Дюк поцеловал Аню в лоб и притянул к себе. Теперь, когда жизнь людей не была под угрозой смерти от террористов или из-за поломки куполов, ошибаться было не страшно.

– Но для меня до сих пор странно, что Николь призналась в подрыве поезда.

– Николь, – Дюк вздохнул, – призналась, потому что я пообещал, что прощу её и буду навещать. Тогда она сознается во всём, что сделала, и всё расскажет.

– Ты мазохист, да? И ты молчал об этом два года?

– Немного мазохист, немного идиот. Вставай давай, – прошептал Дюк ей на ухо.

– Не хо-о-о-очу, – Аня крепче прижалась к нему.

– Какая ты замечательная, грибочек. Мухоморчик мой.

В ответ Аня начала целовать его в шею, ключицы, грудь. Он тихо засмущался, прикусив губу.

– Детка, нам всё равно придётся вставать и делать дела.

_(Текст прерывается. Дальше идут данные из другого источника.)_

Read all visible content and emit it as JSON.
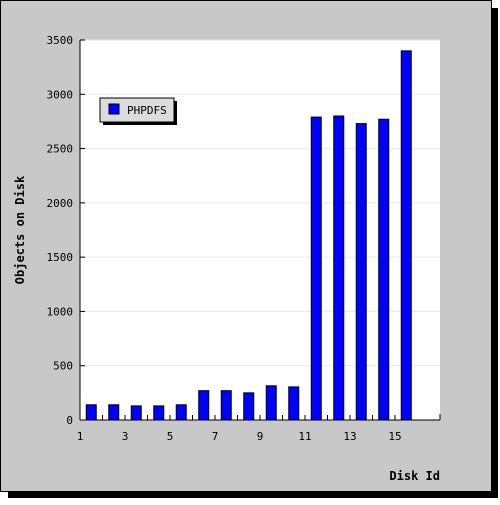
{
  "colors": {
    "page_background": "#c8c8c8",
    "plot_background": "#ffffff",
    "bar_fill": "#0000ff",
    "bar_stroke": "#000000",
    "grid": "#e6e6e6",
    "legend_background": "#dcdcdc",
    "shadow": "#000000"
  },
  "chart_data": {
    "type": "bar",
    "title": "",
    "xlabel": "Disk Id",
    "ylabel": "Objects on Disk",
    "categories": [
      1,
      2,
      3,
      4,
      5,
      6,
      7,
      8,
      9,
      10,
      11,
      12,
      13,
      14,
      15
    ],
    "x_tick_labels": [
      "1",
      "3",
      "5",
      "7",
      "9",
      "11",
      "13",
      "15"
    ],
    "xlim": [
      1,
      17
    ],
    "ylim": [
      0,
      3500
    ],
    "y_ticks": [
      0,
      500,
      1000,
      1500,
      2000,
      2500,
      3000,
      3500
    ],
    "grid": "horizontal",
    "legend_position": "top-left",
    "series": [
      {
        "name": "PHPDFS",
        "color": "#0000ff",
        "values": [
          140,
          140,
          130,
          130,
          140,
          270,
          270,
          250,
          315,
          305,
          2790,
          2800,
          2730,
          2770,
          3400
        ]
      }
    ]
  }
}
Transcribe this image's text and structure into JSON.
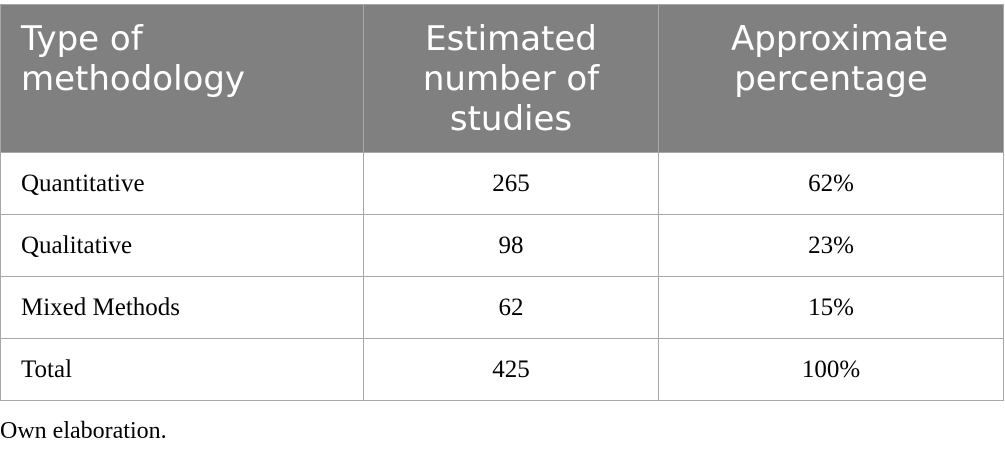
{
  "table": {
    "headers": [
      "Type of methodology",
      "Estimated number of studies",
      "Approximate percentage"
    ],
    "rows": [
      [
        "Quantitative",
        "265",
        "62%"
      ],
      [
        "Qualitative",
        "98",
        "23%"
      ],
      [
        "Mixed Methods",
        "62",
        "15%"
      ],
      [
        "Total",
        "425",
        "100%"
      ]
    ]
  },
  "note": "Own elaboration.",
  "colors": {
    "header_background": "#808080",
    "header_text": "#ffffff",
    "border": "#a8a8a8"
  }
}
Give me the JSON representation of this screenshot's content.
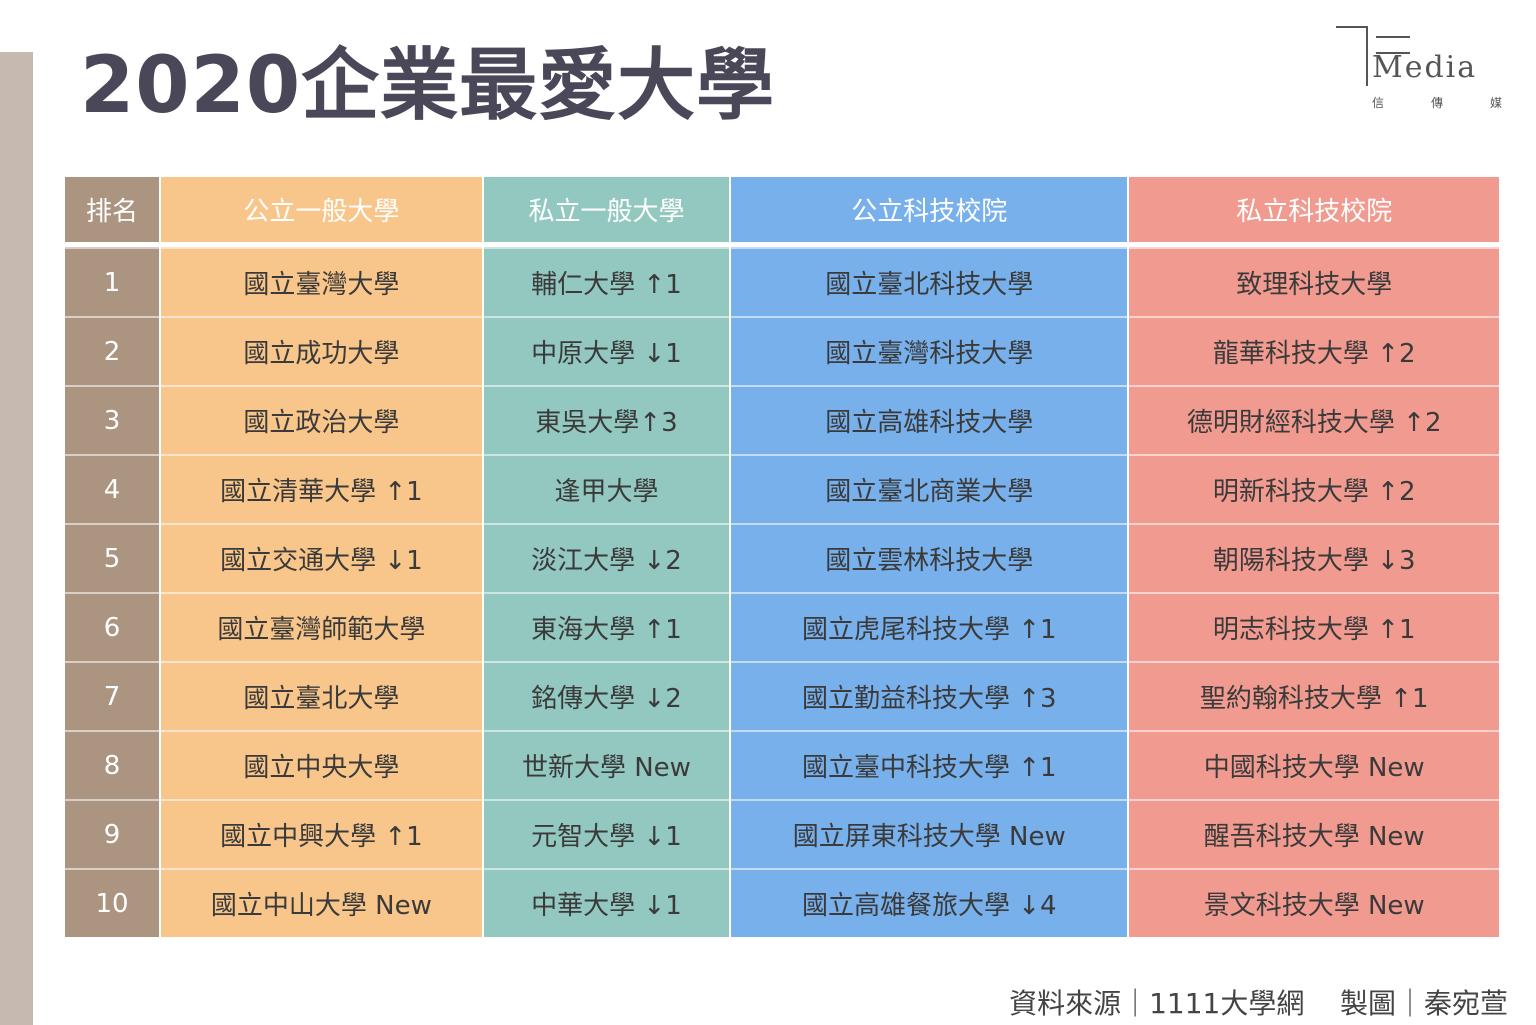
{
  "title": "2020企業最愛大學",
  "logo": {
    "word": "Media",
    "chinese": [
      "信",
      "傳",
      "媒"
    ]
  },
  "colors": {
    "rank": "#ab9480",
    "public_general": "#f8c68a",
    "private_general": "#93c8c0",
    "public_tech": "#78b0ec",
    "private_tech": "#f19b90",
    "title": "#4a4858"
  },
  "table": {
    "headers": [
      "排名",
      "公立一般大學",
      "私立一般大學",
      "公立科技校院",
      "私立科技校院"
    ],
    "rows": [
      [
        "1",
        "國立臺灣大學",
        "輔仁大學 ↑1",
        "國立臺北科技大學",
        "致理科技大學"
      ],
      [
        "2",
        "國立成功大學",
        "中原大學 ↓1",
        "國立臺灣科技大學",
        "龍華科技大學 ↑2"
      ],
      [
        "3",
        "國立政治大學",
        "東吳大學↑3",
        "國立高雄科技大學",
        "德明財經科技大學 ↑2"
      ],
      [
        "4",
        "國立清華大學 ↑1",
        "逢甲大學",
        "國立臺北商業大學",
        "明新科技大學 ↑2"
      ],
      [
        "5",
        "國立交通大學 ↓1",
        "淡江大學 ↓2",
        "國立雲林科技大學",
        "朝陽科技大學 ↓3"
      ],
      [
        "6",
        "國立臺灣師範大學",
        "東海大學 ↑1",
        "國立虎尾科技大學 ↑1",
        "明志科技大學 ↑1"
      ],
      [
        "7",
        "國立臺北大學",
        "銘傳大學 ↓2",
        "國立勤益科技大學 ↑3",
        "聖約翰科技大學 ↑1"
      ],
      [
        "8",
        "國立中央大學",
        "世新大學 New",
        "國立臺中科技大學 ↑1",
        "中國科技大學 New"
      ],
      [
        "9",
        "國立中興大學 ↑1",
        "元智大學 ↓1",
        "國立屏東科技大學 New",
        "醒吾科技大學 New"
      ],
      [
        "10",
        "國立中山大學 New",
        "中華大學 ↓1",
        "國立高雄餐旅大學 ↓4",
        "景文科技大學 New"
      ]
    ]
  },
  "footer": {
    "source": "資料來源｜1111大學網",
    "credit": "製圖｜秦宛萱"
  }
}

– Раз мы сегодня навещаем родственников, то, наверное, надо навестить и отца.

Аня высвободилась из объятий Дюка, села на край кровати, потянулась.

– Точно, он хотел, чтобы мы заглянули к нему в пятый. Буквально на той неделе пересёкся с ним, когда документы подписывал там.

– Нет, – покачала Аня головой. – Он просил позвать, когда мы поедем на могилу семьи Слот. Навестить их. Нику тоже надо позвать. Кстати, она получила диплом на той неделе. Надо поздравить её.

Аня улыбнулась. Мир больше не трещал под ногами, не было необходимости бежать и прятаться. Они уже справились. И самое приятное – они больше не выживали. Они жили.

После того как Аня вспомнила о Нике, Дюк никак не мог перестать о ней думать. Несмотря на то, что прошло уже два года, и она старалась держаться, в последнее время девушка опять начала ломаться, вспоминать Эрика, даже вспылила на Дюка, когда они пересеклись в пятом. Ника проходила последнюю стажировку перед дипломом и хотела устроиться работать там.

Он ковырял вилкой кашу, которую приготовила Аня, отодвигая пригоревшую корочку и нанизывая на вилку чернику.

– Эй, – Аня обратилась к Дюку, видимо, уже не первый раз. – Ты что, игнорируешь меня?

– М? – Дюк вынырнул из своих мыслей и замер, глядя на Аню.

– Говорю, ты, правда, будешь есть кашу вилкой? Ложку тебе не надо?

– Извини, задумался. Сейчас возьму.

Дюк не спеша побрёл по кухне. Босыми ногами наступил на кафель там, куда падало солнце, и стало так тепло. Солнце грело по-настоящему. Дюк взял ложку и тут же уронил её, обернувшись на срочное сообщение по телевизору.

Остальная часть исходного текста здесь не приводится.